LN: Frequenta blog e/o siti di poesia? Se sì, quali? Come valuta il rapporto tra poesia e internet?
(MR): Faccio parte del sito letterario "Nazione Indiana", che, a quanto mi dicono, va per la maggiore. Non è un sito di poesia. Raccoglie un gruppo eterogeneo di scrittori e artisti che a distanza e attraverso i vari post cercano di dialogare tra loro e con un pubblico di internauti, a volte molto esigente, a volte silenzioso, a volte deficiente (moltissimi commenti non hanno alcuna attinenza con i testi postati). Il rapporto tra poesia e internet? La vulgata afferma che internet è uno strumento estremamente democratico, talmente democratico che nessun poeta è in grado di esimersi dall’utilizzarlo. Lo spazio virtuale è immenso, infinito. Penso che, in quanto spazio infinito, assoluto, sia lo spazio ideale per il poeta.

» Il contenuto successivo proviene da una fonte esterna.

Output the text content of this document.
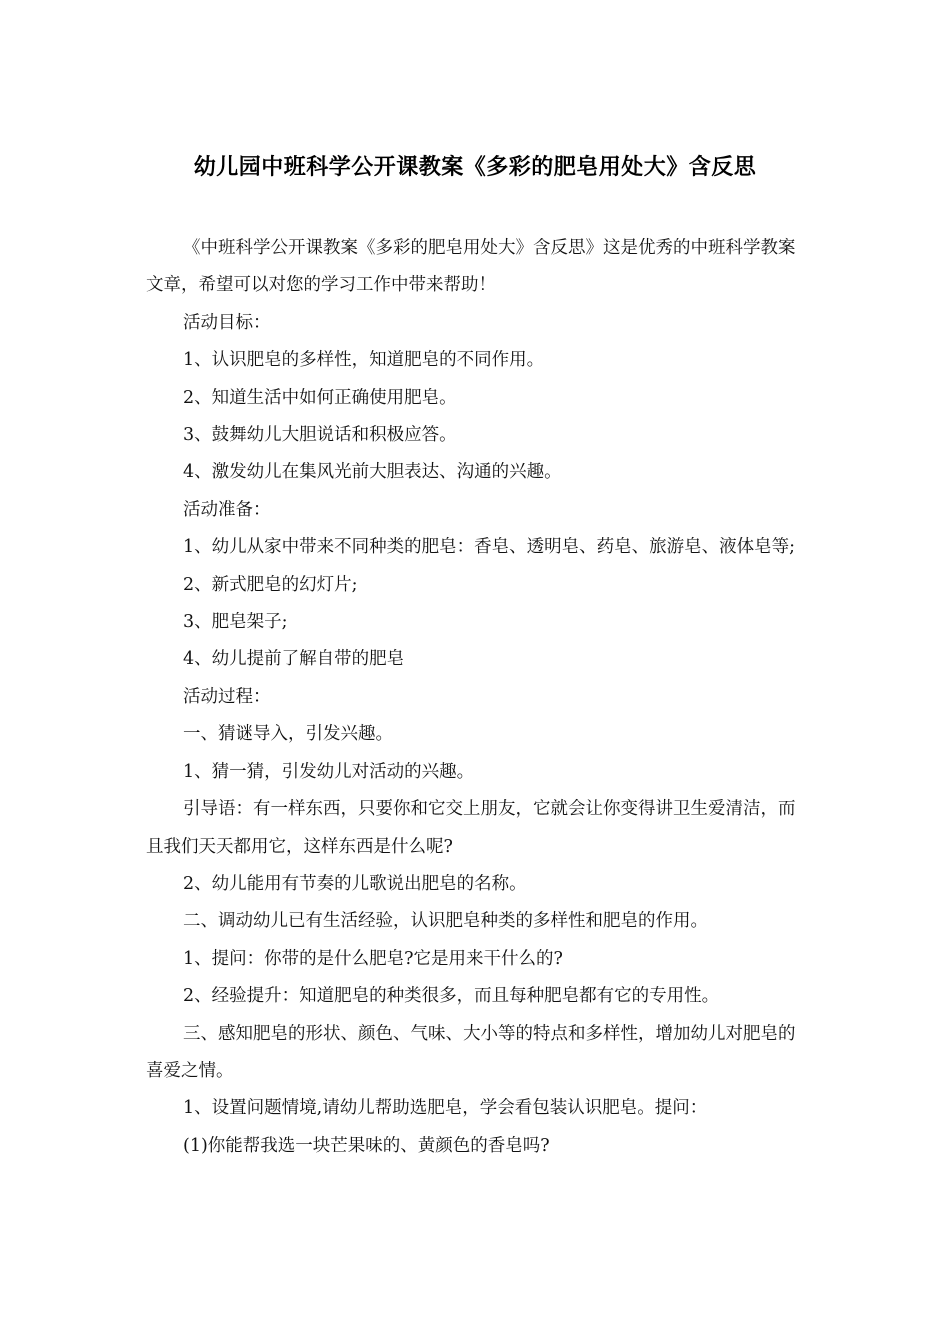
幼儿园中班科学公开课教案《多彩的肥皂用处大》含反思

《中班科学公开课教案《多彩的肥皂用处大》含反思》这是优秀的中班科学教案文章，希望可以对您的学习工作中带来帮助！

活动目标：

1、认识肥皂的多样性，知道肥皂的不同作用。

2、知道生活中如何正确使用肥皂。

3、鼓舞幼儿大胆说话和积极应答。

4、激发幼儿在集风光前大胆表达、沟通的兴趣。

活动准备：

1、幼儿从家中带来不同种类的肥皂：香皂、透明皂、药皂、旅游皂、液体皂等;

2、新式肥皂的幻灯片;

3、肥皂架子;

4、幼儿提前了解自带的肥皂

活动过程：

一、猜谜导入，引发兴趣。

1、猜一猜，引发幼儿对活动的兴趣。

引导语：有一样东西，只要你和它交上朋友，它就会让你变得讲卫生爱清洁，而且我们天天都用它，这样东西是什么呢?

2、幼儿能用有节奏的儿歌说出肥皂的名称。

二、调动幼儿已有生活经验，认识肥皂种类的多样性和肥皂的作用。

1、提问：你带的是什么肥皂?它是用来干什么的?

2、经验提升：知道肥皂的种类很多，而且每种肥皂都有它的专用性。

三、感知肥皂的形状、颜色、气味、大小等的特点和多样性，增加幼儿对肥皂的喜爱之情。

1、设置问题情境,请幼儿帮助选肥皂，学会看包装认识肥皂。提问：

(1)你能帮我选一块芒果味的、黄颜色的香皂吗?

LN: Ultima domanda: mi farebbe i nomi di tre poeti e tre critici fondamentali del ‘900? E di tre poeti e critici di cui si potrebbe tranquillamente fare a meno?
MR: Rispondo solo alla prima parte della domanda. Non voglio essere polemico. Eliot, Seferis, Brodskij per la poesia. Eliot, Seferis, Brodskij per il saggio.